We have a multitenant transactional SAAS application. I am busy building a prototype implementation for ElasticSeach. The idea is to index our transactional data then use it for fast search and analytical aggregations. The current transactional collection has 10m+ documents (500 GB+). Each tenant has a uniqueId and searches/aggregations will mostly be filtered by this id (there are some internal reporting which will be done across all tenants, but this is not the main focus of the solution).
Our system allows tenants to create custom properties. These properties are essential to each tenant and used in reporting and searching. These properties should be isolated per tenant. The custom properties should be part of the mapping as I use the mapping to dynamically present the available filter fields during runtime.
- Option A
This is the current way I am doing it.
I have a single large index, containing all transactions for all tenants.
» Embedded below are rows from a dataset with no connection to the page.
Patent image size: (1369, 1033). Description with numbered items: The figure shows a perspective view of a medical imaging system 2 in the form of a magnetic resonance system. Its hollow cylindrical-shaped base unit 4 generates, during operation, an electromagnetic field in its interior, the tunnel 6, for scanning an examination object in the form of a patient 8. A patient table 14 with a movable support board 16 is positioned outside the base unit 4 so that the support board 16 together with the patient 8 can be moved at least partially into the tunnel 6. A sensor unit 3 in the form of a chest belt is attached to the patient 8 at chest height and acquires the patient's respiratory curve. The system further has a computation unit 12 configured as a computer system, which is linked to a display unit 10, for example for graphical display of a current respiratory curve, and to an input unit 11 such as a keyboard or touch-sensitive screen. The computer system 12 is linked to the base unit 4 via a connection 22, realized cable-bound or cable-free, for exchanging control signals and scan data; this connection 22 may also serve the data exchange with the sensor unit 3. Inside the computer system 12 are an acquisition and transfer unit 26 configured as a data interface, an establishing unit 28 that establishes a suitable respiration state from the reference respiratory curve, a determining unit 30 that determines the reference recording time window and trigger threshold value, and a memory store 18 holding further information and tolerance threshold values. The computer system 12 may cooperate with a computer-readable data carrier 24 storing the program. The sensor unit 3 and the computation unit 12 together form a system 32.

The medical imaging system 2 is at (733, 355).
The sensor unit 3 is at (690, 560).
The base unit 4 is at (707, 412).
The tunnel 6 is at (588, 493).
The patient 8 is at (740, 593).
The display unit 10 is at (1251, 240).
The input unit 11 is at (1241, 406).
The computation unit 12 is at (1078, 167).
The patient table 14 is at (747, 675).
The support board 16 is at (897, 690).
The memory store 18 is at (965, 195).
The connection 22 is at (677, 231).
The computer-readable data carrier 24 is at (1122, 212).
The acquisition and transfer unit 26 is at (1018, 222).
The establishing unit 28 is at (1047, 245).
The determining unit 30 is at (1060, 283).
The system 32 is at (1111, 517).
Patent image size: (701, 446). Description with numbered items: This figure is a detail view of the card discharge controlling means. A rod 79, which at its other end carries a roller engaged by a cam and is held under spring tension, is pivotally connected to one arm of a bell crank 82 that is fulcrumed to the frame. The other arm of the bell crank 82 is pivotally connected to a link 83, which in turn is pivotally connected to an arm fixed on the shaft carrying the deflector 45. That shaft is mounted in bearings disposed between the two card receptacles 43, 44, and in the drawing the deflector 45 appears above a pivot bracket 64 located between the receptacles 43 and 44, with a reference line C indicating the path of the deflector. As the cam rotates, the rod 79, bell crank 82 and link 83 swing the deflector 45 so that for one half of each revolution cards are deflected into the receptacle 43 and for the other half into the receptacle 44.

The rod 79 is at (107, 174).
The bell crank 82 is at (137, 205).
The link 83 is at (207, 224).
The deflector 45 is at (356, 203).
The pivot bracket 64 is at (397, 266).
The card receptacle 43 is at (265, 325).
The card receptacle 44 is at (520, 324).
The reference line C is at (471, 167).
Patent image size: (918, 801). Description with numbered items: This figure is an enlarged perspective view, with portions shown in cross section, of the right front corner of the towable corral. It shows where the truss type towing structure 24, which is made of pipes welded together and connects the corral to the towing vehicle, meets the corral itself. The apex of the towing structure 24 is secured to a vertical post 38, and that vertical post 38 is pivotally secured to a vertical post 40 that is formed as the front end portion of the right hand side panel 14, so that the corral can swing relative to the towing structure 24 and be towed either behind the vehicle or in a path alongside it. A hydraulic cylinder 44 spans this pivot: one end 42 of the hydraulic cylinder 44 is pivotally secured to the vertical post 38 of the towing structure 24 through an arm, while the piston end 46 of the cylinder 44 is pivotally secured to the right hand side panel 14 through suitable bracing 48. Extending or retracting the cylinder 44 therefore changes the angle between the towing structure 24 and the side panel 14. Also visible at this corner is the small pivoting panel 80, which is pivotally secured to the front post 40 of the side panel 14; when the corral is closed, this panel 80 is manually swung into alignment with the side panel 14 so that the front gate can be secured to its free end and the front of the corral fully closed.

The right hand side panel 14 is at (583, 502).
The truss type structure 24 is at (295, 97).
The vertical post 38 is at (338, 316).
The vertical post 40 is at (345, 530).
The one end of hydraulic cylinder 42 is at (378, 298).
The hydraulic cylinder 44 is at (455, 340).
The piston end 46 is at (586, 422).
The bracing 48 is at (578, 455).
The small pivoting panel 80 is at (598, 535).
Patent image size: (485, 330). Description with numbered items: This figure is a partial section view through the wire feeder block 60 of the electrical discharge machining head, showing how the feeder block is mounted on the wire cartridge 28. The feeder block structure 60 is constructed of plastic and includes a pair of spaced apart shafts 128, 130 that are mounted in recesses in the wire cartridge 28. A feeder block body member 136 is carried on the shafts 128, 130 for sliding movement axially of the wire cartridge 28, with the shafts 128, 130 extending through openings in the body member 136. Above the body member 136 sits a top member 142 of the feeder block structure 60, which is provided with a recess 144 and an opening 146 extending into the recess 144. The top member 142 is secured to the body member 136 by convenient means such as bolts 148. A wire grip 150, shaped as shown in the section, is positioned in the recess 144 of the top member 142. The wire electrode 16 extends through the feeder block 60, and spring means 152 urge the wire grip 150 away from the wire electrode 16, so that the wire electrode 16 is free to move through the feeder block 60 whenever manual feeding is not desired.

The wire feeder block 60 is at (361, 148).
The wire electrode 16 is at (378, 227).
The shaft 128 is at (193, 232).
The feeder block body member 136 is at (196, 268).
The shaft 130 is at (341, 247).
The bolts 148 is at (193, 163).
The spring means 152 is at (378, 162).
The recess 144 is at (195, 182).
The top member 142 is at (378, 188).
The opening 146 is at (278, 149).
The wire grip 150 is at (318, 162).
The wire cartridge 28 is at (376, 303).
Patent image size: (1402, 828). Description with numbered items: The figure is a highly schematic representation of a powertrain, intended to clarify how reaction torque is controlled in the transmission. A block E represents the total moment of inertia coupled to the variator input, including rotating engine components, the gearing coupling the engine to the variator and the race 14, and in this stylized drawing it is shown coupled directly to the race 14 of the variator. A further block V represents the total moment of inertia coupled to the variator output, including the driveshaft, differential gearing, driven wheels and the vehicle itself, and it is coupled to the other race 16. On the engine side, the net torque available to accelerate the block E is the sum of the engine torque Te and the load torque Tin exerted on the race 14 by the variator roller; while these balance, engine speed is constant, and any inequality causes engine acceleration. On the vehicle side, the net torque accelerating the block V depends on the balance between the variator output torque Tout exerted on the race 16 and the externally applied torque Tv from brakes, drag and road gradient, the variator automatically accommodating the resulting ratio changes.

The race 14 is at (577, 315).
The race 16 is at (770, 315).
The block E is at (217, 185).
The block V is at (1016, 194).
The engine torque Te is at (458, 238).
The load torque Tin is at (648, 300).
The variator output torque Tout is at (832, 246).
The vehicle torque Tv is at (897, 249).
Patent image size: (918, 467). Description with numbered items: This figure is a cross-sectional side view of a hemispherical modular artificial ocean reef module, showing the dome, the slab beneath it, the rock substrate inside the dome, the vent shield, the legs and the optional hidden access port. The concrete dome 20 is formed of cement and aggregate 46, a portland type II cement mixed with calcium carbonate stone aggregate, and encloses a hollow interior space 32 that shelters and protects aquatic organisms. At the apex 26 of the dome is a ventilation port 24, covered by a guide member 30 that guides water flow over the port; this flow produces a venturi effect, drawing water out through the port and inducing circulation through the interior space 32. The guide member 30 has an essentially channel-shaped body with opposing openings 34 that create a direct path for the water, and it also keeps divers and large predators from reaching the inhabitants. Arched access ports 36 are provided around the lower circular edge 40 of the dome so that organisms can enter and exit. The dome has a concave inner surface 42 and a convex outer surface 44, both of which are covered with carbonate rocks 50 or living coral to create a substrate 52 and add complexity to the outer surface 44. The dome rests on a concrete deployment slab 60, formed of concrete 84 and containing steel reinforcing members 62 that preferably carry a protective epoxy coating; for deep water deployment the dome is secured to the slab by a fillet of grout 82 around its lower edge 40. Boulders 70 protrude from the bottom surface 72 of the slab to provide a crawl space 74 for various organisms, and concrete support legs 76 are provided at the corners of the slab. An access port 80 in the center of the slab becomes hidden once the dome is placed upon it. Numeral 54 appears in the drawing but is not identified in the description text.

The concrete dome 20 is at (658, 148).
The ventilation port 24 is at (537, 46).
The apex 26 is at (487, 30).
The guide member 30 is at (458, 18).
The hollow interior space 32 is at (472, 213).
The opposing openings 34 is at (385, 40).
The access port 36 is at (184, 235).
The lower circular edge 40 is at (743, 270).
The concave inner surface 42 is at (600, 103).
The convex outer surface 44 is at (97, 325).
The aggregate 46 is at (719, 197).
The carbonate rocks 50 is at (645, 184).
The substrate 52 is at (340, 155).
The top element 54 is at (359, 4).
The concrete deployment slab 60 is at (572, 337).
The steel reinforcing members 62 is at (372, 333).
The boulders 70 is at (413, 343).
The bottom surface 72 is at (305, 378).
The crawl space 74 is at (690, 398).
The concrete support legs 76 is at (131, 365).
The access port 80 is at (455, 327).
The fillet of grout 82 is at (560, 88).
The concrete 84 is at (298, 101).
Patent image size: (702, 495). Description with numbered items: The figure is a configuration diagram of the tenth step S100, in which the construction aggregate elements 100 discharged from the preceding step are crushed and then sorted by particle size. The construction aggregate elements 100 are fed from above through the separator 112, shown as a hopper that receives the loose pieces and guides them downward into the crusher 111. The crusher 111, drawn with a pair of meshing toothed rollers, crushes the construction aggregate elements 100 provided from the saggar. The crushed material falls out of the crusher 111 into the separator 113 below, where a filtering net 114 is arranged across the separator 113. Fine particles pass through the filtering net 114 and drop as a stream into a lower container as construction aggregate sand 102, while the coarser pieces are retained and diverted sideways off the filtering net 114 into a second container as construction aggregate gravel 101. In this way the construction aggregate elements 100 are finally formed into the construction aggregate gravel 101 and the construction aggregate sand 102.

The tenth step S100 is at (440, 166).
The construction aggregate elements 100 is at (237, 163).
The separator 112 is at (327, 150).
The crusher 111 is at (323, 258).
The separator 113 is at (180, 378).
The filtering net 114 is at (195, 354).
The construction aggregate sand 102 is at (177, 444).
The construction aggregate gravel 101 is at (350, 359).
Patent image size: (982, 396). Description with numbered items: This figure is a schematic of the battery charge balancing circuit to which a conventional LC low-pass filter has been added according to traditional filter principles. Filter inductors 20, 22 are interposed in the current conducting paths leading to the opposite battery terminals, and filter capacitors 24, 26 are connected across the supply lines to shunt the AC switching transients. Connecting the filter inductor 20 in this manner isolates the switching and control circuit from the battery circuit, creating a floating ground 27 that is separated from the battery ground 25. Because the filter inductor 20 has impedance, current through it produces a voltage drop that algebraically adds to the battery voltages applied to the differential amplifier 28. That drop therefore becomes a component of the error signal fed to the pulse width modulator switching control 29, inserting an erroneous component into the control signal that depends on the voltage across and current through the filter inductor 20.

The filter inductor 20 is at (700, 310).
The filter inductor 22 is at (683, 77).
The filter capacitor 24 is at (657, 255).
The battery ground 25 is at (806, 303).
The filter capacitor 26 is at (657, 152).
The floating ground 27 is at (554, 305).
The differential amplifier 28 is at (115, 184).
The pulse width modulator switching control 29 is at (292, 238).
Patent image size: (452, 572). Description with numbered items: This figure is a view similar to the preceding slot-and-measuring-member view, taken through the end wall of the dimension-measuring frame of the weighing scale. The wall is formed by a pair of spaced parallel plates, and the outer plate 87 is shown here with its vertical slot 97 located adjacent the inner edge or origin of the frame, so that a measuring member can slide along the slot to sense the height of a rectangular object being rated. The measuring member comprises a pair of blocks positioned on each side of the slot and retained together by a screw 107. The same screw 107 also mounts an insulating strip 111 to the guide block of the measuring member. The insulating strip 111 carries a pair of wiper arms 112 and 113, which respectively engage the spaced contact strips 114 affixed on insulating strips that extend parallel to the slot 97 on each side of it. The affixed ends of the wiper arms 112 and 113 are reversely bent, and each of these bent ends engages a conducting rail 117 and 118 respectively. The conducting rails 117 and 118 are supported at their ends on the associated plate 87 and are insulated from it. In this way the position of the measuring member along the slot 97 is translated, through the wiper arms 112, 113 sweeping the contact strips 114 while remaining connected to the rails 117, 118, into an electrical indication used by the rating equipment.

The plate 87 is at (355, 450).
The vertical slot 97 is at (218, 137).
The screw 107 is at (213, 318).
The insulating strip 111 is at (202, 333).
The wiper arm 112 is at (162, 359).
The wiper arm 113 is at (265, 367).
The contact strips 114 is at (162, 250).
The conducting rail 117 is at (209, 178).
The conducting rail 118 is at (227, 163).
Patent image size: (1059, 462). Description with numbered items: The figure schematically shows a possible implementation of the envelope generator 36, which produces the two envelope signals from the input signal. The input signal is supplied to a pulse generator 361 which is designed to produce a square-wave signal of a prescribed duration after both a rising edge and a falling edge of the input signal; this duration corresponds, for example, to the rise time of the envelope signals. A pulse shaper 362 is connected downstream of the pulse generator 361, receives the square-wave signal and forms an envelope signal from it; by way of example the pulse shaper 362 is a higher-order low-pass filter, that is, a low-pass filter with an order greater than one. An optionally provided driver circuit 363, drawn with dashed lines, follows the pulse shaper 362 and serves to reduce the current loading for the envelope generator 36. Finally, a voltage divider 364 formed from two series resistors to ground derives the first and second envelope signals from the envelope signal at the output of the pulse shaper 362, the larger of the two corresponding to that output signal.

During runtime I add the uniqueId as a filter when searching. At index time, I flatten the custom properties and add the uniqueId as a sub object, so the fields are indexed like “CustomPropertyName.UniqueCustomerId.CustomPropertyValue”, this way I can supply the uniqueId and ‘build’ the search field during runtime and the field is in the mapping as required. I read in https://www.elastic.co/blog/index-vs-type that a single large index is more efficient than smaller indexes, but as this article is quite old, I am not sure if this is relevant any longer.
- Option B
I create separate indexes for each tenant, this way I don’t need to map the customerId as a sub object and it will still be isolated.
The question I have, is searching/aggregating on a smaller index more efficient/quicker than a single large index. Is there a better way to deal with the custom properties? I have read a few forum posts on this topic, but none seem to answer the question.
Very much appreciate your time.